Пастух тихо, точно сам с собою, начинает снова свою историю с овцами и трудоднями. Он уверен в своей наивной хитрости, делая вид, что не понимает, почему не хотят уступить ему. Но он уже больше напирает не на свои законные нрава, а на старость, на свою заботу об овцах колхозников. Не будь Белого, он бы рассказал что-нибудь, вспомянул бы прежнюю жизнь, махнул бы рукой: «Э!.. Что теперь…» Но Белый ему ровесник, Белый знает эту прежнюю жизнь.

* * *

Белый занимает в колхозе особое положение. Он знает почти всех, на его глазах прошли десятки лет жизни этих людей, он несет в себе полувековой опыт, их мечты и разочарования, историю каждого двора и хозяина. А его личное отношение к колхозу крепко определилось тем, что его никто не агитировал вступать, — он сам агитировал, он сам вел в колхоз, и тем самым брал на себя ответственность перед другими.

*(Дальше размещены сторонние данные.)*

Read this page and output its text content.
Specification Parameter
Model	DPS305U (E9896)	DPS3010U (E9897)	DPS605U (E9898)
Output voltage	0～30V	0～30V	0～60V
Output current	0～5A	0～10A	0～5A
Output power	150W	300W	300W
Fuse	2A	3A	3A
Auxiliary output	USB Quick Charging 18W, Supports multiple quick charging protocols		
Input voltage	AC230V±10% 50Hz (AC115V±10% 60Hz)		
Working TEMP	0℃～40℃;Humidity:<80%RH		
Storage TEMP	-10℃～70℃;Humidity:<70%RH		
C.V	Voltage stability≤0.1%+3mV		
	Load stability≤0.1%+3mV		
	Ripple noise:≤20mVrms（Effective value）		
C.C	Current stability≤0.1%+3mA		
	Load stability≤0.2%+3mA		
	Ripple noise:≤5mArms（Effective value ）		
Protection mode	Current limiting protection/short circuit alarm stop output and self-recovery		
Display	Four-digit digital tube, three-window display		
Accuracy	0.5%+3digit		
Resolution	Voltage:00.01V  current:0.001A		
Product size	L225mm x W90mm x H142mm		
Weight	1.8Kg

И вот он видит своих односельчан, соседей и родственников, живущих так, как они не могли жить до колхоза.

Он видит, что все они, кто вместе с ним ездил на заработки, все, кто полжизни проводил на стороне, ради того, чтобы здесь, в Бобовичах, кое-как кормилась семья, — все они дома, всем хватает места в колхозе «Решительный». В нынешнем году они получают по четыре с лишним килограмма на трудодень. Он знает, сколько у кого трудодней и сколько хлеба. И никто не хочет уезжать в Америку. Изъездивший все места, самый неусидчивый и нетерпеливый человек — Тимофей Белый, младший брат Игната, — и тот не хочет уезжать. «Разве только, говорит, на Украину, где по семнадцать килограмм приходится…»

Люди приобретают лишнюю скотину, одеваются поприличней, покупают швейные машины дочерям и женам, строят новые избы, а в старых стремятся, сколько можно, навести чистоту.

Колхозные собрания сами собою закапчиваются вечеринкой. Самодельный оркестр: бубен, гармошка и скрипка, — гремит в новом, еще не отделанном клубе, построенном из хором Конькова. И пляшут ударницы, не одни молодые, пляшут и пожилые, пляшут потому, что пляшется, потому, что есть с чего плясать.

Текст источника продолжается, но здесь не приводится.